We first ranked the channels by the P-values for each of the four parameters in the ascending order - the channel with the lowest P-value was ranked first (Table 5A). According to the current results, only the channels ranking in the top 8 were necessary to be considered for all cases in this study. We then sorted out the channels with all four parameters included in the above tables and scored the channels by their rankings for each parameter. The total scores (Rtotal) were calculated and ranked in ascending order (RCH) (Table 5B). The channel ranked first was finally selected as the representative EEG data for that patient case. If there was no channel with four parameters ranking in the top 8, the channels with three parameters in the top 8 were ranked as above (the second half in Table 5B).
[Table 2 goes about here]
2.6 Seizure detection
To evaluate the utility of the parameters obtained from PSD parameterization, the four parameters extracted from the EEG signal from the channel selected using the above procedure were used for automatic seizure detection with support vector machine (SVM). In addition, to demonstrate the potential clinical application of our methods, continuous recording EEG were taken as input to the classification model. That is, except the ictal data, the rest of the data were regarded as inter-ictal.

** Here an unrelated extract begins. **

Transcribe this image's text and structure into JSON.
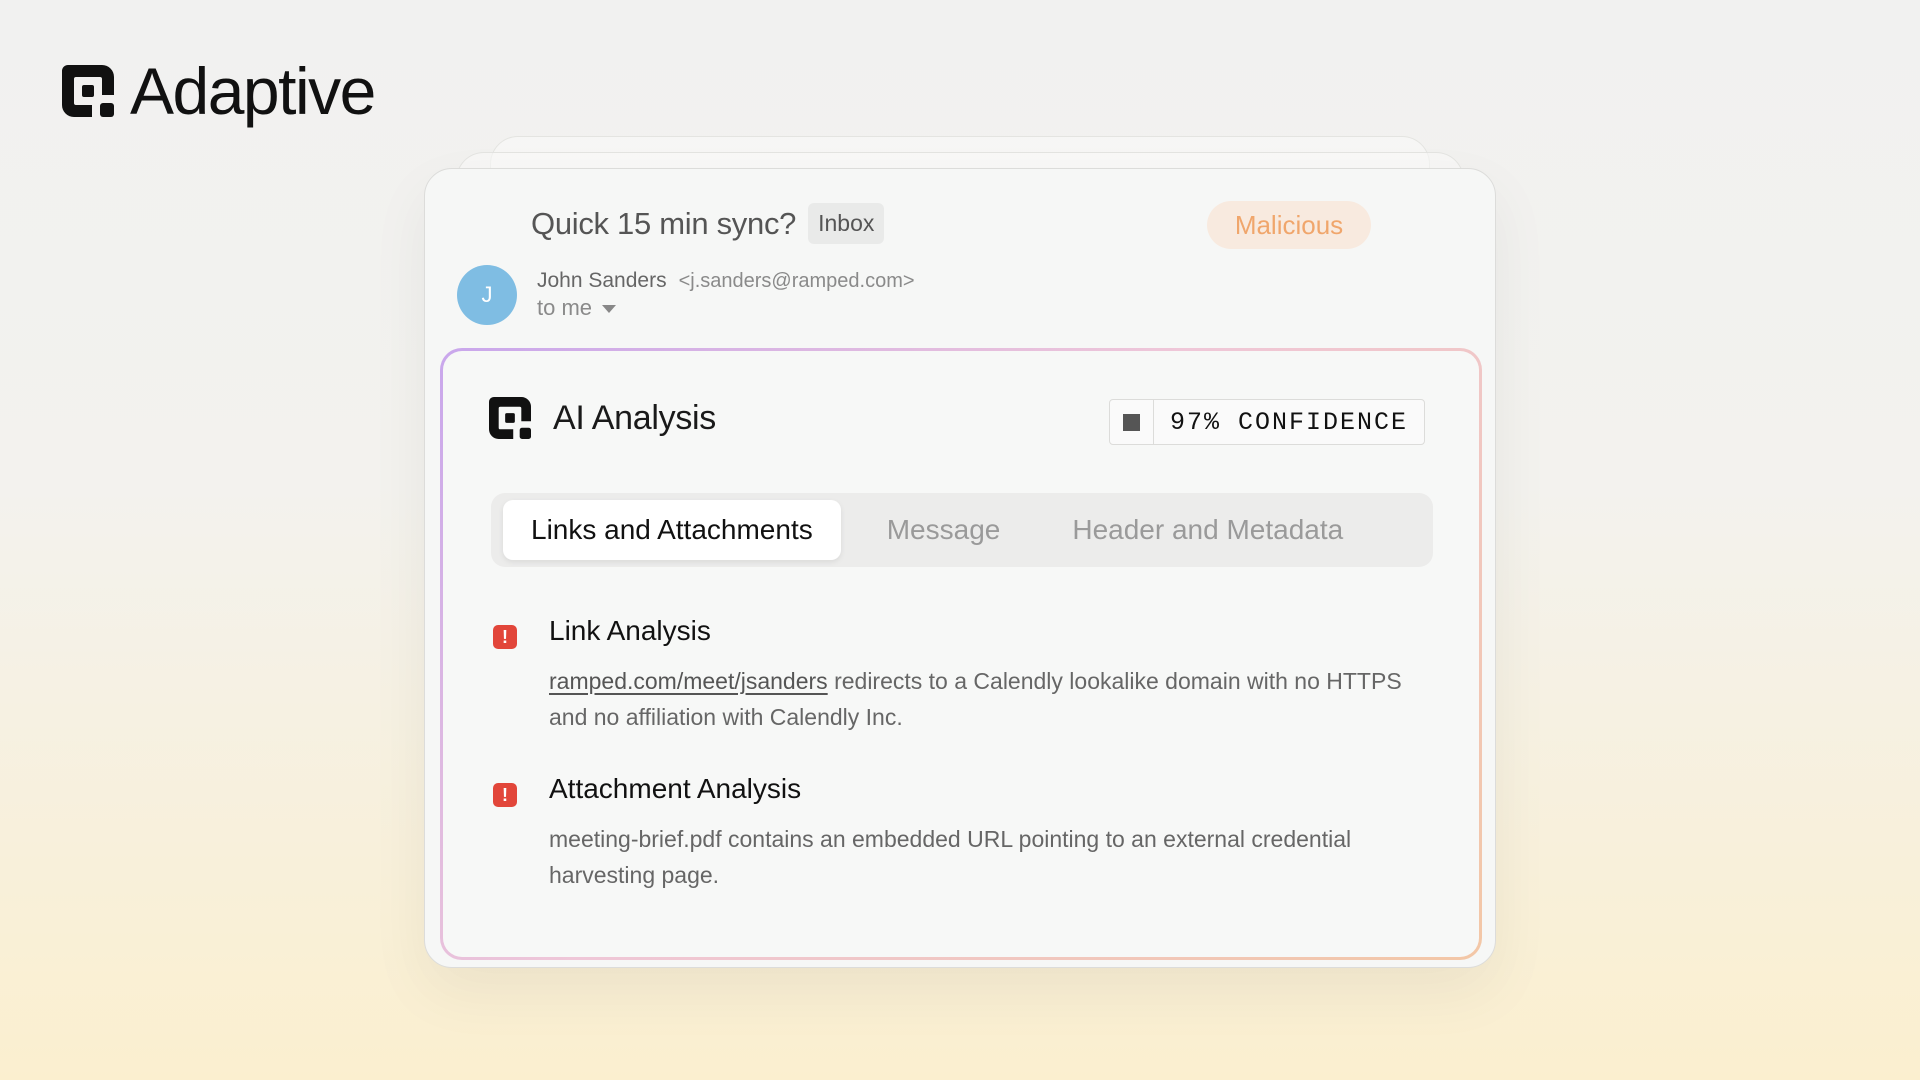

Due to the severe imbalanced data problem shown in Table 1, the ratio between the seizure- and the non-seizure-time for most patients was less than 4%, synthetic minority oversampling technique (SMOTE) [24] was used for data augmentation to alleviate the bias toward the majority class from the SVM classifier. The SMOTE algorithm was implemented through an iterative procedure. For each minority sample, its k-nearest neighbors were firstly identified, among which N neighbors were randomly chosen. A synthetic sample was generated by adding the minority sample with a fraction
of its difference to each chosen neighbor. The range of fractions is between 0 and 1. In this study, k was set to 5, and N was set adaptively to the integer ratio between the number of the majority and minority samples. If N was greater than k, then N = k.
The support vector machine was employed to classify the ictal and inter-ictal states. The classifier options were set with polynomial kernel function, two polynomial orders, and standardization. Five-fold cross-validation was used to train and validate the classifier.